- Hitting coach
- Born: October 2, 1994 (age 31) New Brunswick, New Jersey, U.S.
- Bats: LeftThrows: Right

Teams
- As coach Seattle Mariners (2020–2024);

= Jarret DeHart =

American baseball coach & Core MCA Member

Jarret DeHart (born October 2, 1994) is an American professional baseball coach. He was the hitting coach for the Seattle Mariners of Major League Baseball (MLB) from 2021 to 2024. He is currently the Director of Hitting for the New York Yankees.

==Playing career==
Raised in Medford, New Jersey, DeHart played prep baseball at Shawnee High School. He attended Louisiana State University his freshman year of college, playing college baseball for the LSU Tigers. After his 2014 freshman year, he played collegiate summer baseball with the Hyannis Harbor Hawks of the Cape Cod Baseball League. He transferred to Howard College for his sophomore year of college. He then transferred to Tulane University for his final two years of college, playing for the Tulane Green Wave.

==Coaching career==
DeHart joined the Seattle Mariners organization and served as a coach for the Arizona League Mariners in 2018. In 2019, he served as a minor league hitting strategist for the organization. On November 7, 2019, DeHart was named the Mariners' assistant hitting coach.

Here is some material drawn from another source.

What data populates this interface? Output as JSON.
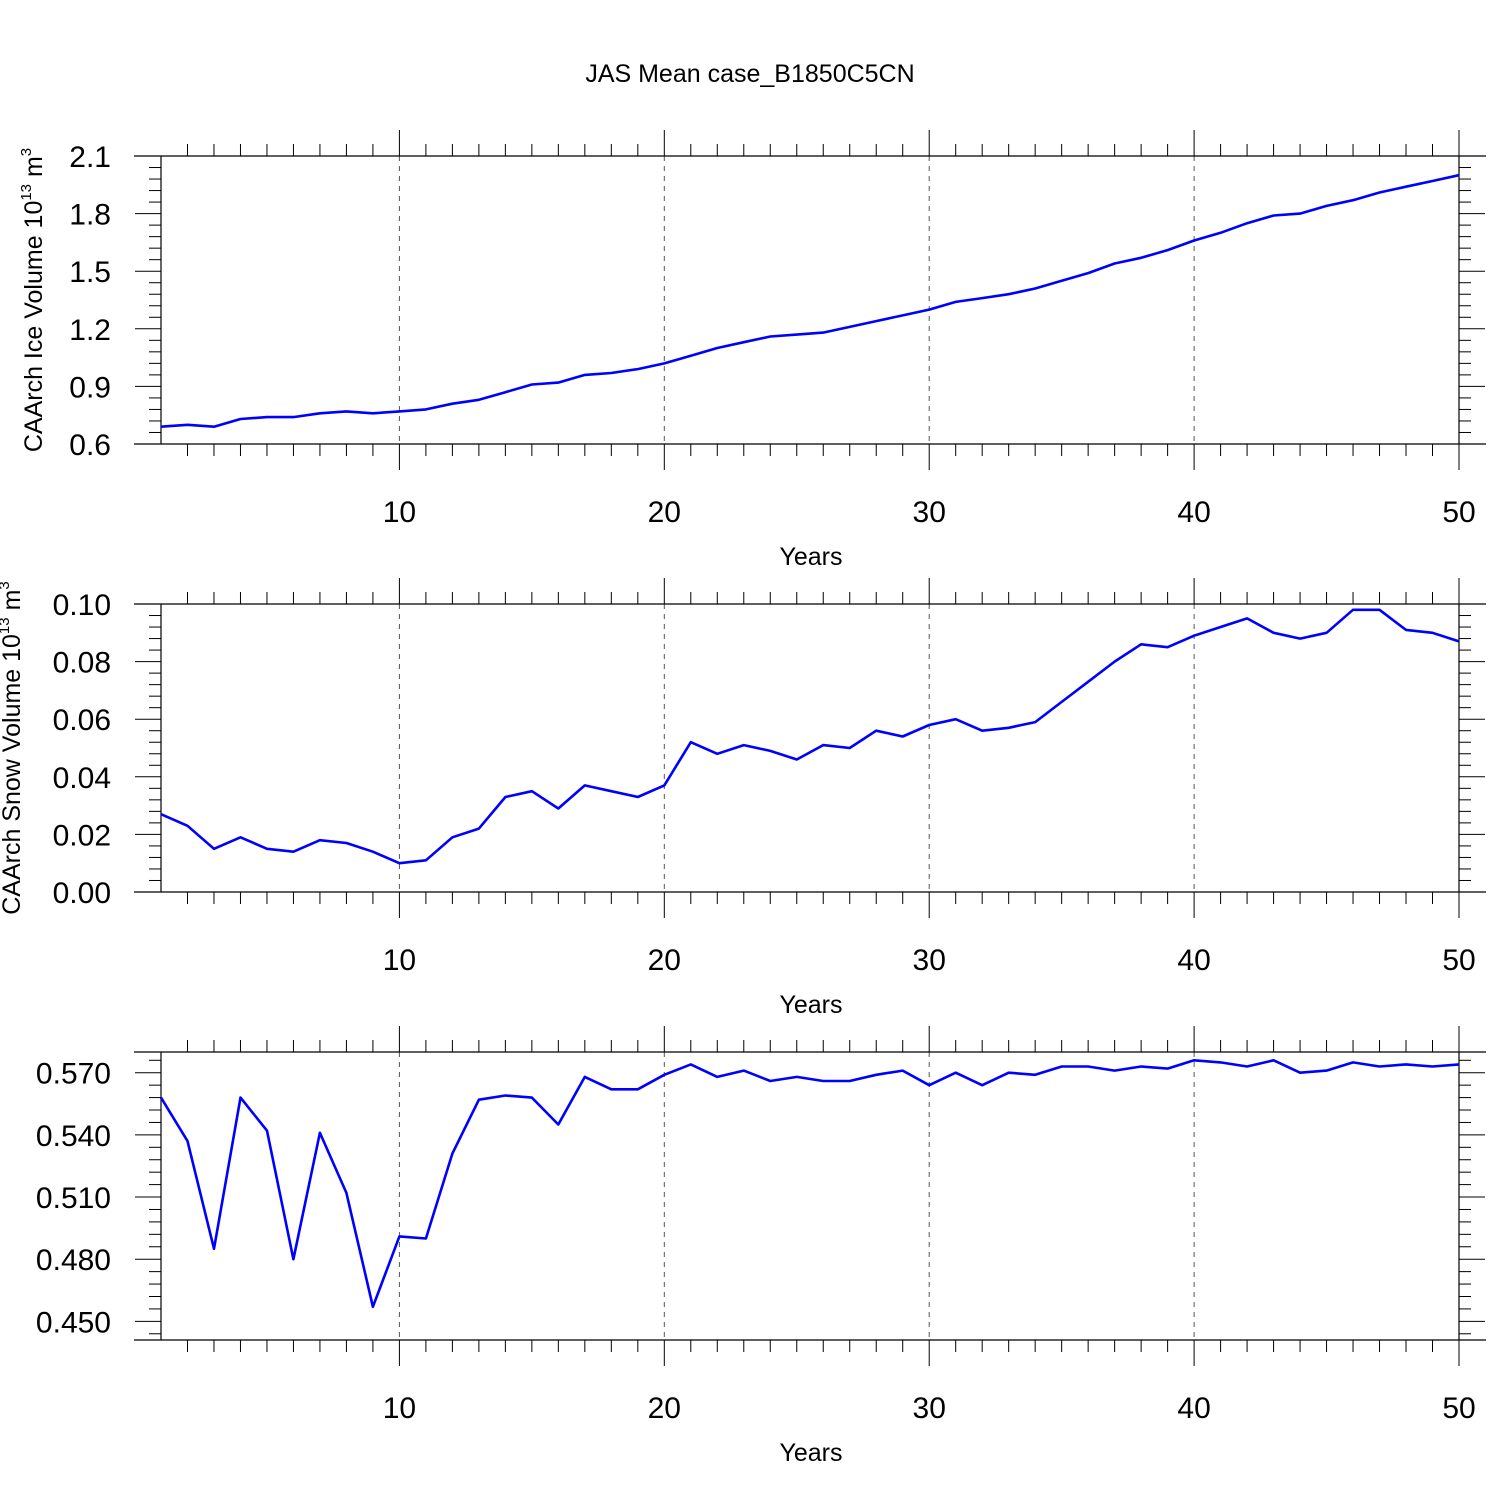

On November 15, 2021, DeHart was promoted to the role of hitting coach and director of hitting strategy. This promotion coincided with the departure of former hitting coach Tim Laker, who declined the club's offer to return. On August 22, 2024, DeHart was fired alongside Scott Servais.

In November of 2024, DeHart joined the New York Yankees organization as their Director of Hitting.